Karar Künyesi
Bankalardan kullanılan kredilere ilişkin faiz tutarlarının tamamının, dönemsellik ilkesine aykırı olacak şekilde kredinin alındığı yıl giderleştirildiği tespit edilmiştir.
Genel Yönetim Muhasebe Yönetmeliği’nin ‘Temel kavramlar’ başlıklı 5’inci maddesinde dönemsellik ilkesi, her dönemin faaliyet sonuçlarının diğer dönemlerden bağımsız olarak saptanması olarak tanımlanmıştır.
Mezkur Yönetmelik’in ‘Borçlanma ve borçlanma maliyetleri’ başlıklı 35’inci maddesinde, borçlanma maliyetlerinin ilgili oldukları dönemde gider, nakden veya mahsuben ödendikleri zaman ise bütçe gideri olarak kaydedileceği; ‘Faiz giderleri ve faiz gelirleri’ başlıklı 36’ncı maddesinde ise, kamu idarelerinin yaptıkları borçlanmalar dolayısıyla tahakkuk eden faizlerin, ilgili oldukları dönemlere gider yazılacağı hüküm altına alınmıştır.
Yine Mahalli İdareler Bütçe ve Muhasebe Yönetmeliği'nin 481-Gider tahakkukları hesabının niteliğinin anlatıldığı 338’inci maddesinde, bu hesabın tahakkuk etmiş giderlerden kaynaklanan ancak, içinde bulunulan faaliyet dönemini takip eden dönemden sonraki dönemlerde ödenebilir duruma gelecek olan borçların izlenmesi için kullanılacağı hüküm altına alınmıştır. Bu hesabın kullanılmasında asıl amaç, muhasebenin temel kavramlarından olan 'dönemsellik ilkesinin' bir gereği olarak faiz giderlerinin ilgili mali yıllara yansıtılmasının sağlanmasıdır. Kaldı ki, hesaba ilişkin işlemlerin anlatıldığı 339’uncu maddenin ikinci fıkrasında, “mali borçlar için ay sonlarında hesaplanan ve sonraki dönemlerde ödenecek olan işlemiş faiz giderleri bu hesaba kaydedilir.” denilerek ay sonunda hesaplanan ve sonraki dönemlerde değil, doğrudan ödenen faiz giderlerinin 481 no.lu hesapla ilişkilendirilemeyeceği açıkça belirtilmiştir.

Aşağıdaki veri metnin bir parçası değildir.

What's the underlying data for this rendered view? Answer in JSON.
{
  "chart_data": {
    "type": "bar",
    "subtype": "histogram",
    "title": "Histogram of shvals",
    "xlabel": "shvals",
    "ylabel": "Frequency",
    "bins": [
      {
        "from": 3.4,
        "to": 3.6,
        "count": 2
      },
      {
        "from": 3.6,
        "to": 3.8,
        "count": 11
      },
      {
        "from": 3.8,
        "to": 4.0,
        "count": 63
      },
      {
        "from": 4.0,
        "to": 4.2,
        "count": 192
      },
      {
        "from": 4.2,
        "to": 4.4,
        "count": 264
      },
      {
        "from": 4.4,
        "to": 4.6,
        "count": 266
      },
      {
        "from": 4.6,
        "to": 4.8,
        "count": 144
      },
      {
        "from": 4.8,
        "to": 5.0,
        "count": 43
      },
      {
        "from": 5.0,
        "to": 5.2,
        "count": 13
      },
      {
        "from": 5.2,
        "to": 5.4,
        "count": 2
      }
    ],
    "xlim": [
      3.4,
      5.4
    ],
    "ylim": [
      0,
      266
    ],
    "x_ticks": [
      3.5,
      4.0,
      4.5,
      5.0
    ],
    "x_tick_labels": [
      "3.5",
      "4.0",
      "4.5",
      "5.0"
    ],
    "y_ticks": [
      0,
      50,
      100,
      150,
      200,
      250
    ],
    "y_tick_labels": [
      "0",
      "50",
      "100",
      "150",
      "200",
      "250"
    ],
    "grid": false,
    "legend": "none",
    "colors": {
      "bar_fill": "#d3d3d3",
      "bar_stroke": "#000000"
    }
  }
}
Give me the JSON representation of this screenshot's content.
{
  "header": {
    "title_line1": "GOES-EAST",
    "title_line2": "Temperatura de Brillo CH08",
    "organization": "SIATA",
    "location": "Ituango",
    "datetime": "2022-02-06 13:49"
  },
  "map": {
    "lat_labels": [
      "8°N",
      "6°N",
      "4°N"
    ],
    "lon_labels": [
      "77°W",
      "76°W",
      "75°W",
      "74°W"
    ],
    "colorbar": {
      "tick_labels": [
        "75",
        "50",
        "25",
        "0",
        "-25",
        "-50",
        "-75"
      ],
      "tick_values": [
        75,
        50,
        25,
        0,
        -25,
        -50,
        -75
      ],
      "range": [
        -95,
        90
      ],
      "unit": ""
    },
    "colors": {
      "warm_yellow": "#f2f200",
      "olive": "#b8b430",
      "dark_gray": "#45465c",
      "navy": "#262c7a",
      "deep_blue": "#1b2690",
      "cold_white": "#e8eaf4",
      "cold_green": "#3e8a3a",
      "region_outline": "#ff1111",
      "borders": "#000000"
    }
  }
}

Bunun yanı sıra mezkur Yönetmelik’in 233, 235, 237 ve 246’ncı maddelerinde, ödeme aşamasında, faiz tutarının geçmiş yıllara ilişkin olan kısmının gider tahakkukları hesabındaki tutarlar kapatılarak muhasebeleştirileceği belirtilmiştir. Bu hükümden de anlaşılacağı üzere ilgili döneminde ödenmeyen ve ileri tarihlerde ödenmesi öngörülen faiz giderleri, gider tahakkukları hesabı kullanılarak ilgili dönemin faaliyet giderlerine yansıtılmalı ve faizin ödeme aşaması geldiğinde söz konusu hesap kapatılarak muhasebeleştirme süreci sona erdirilmelidir.
Tüm bunların yanı sıra, 481 nolu hesapta kayıtlı tutarlardan izleyen yılda ödenebilir duruma gelecek olanların, dönem sonunda kısa vadeli yabancı kaynaklar ana hesap grubu
içindeki 381-Gider Tahakkukları Hesabına aktarılacağı ve ödeme işlemlerinin bu hesap üzerinden gerçekleştirileceği de Yönetmelikte hüküm altına alınmıştır.
Yukarıda yer verilen mevzuat hükümleri ve açıklamalara rağmen Ankara Büyükşehir Belediyesi tarafından, 2020 yılında imzalanan 352.000.000,00-TL’lik kredi sözleşmesine binaen hesaplanan 64.750.373,67-TL faiz giderinin tamamının, 2020 yılı faaliyet gideri olarak muhasebeleştirildiği ve bu suretle faaliyet giderleri hesabında, 2021 yılında giderleştirilmesi gereken tutarın da yer alması sebebi ile 40.798.826,72-TL’lik fazlalığa neden olunduğu görülmüştür.
Sonuç olarak, banka kredilerine ilişkin faiz tutarlarının tamamının, kredinin kullanıldığı yıl giderleştirilmesi hatalı bir uygulama olup, kredi faizlerinin mali yılı ilgilendiren tutarının dönemsellik ilkesinin bir gereği olarak ilgili döneminde gider yapılması gerekmektedir. İdare, bulgu doğrultusunda işlem tesis edileceğini bildirmiş olup, bu durum takip eden denetimlerde izlenecektir.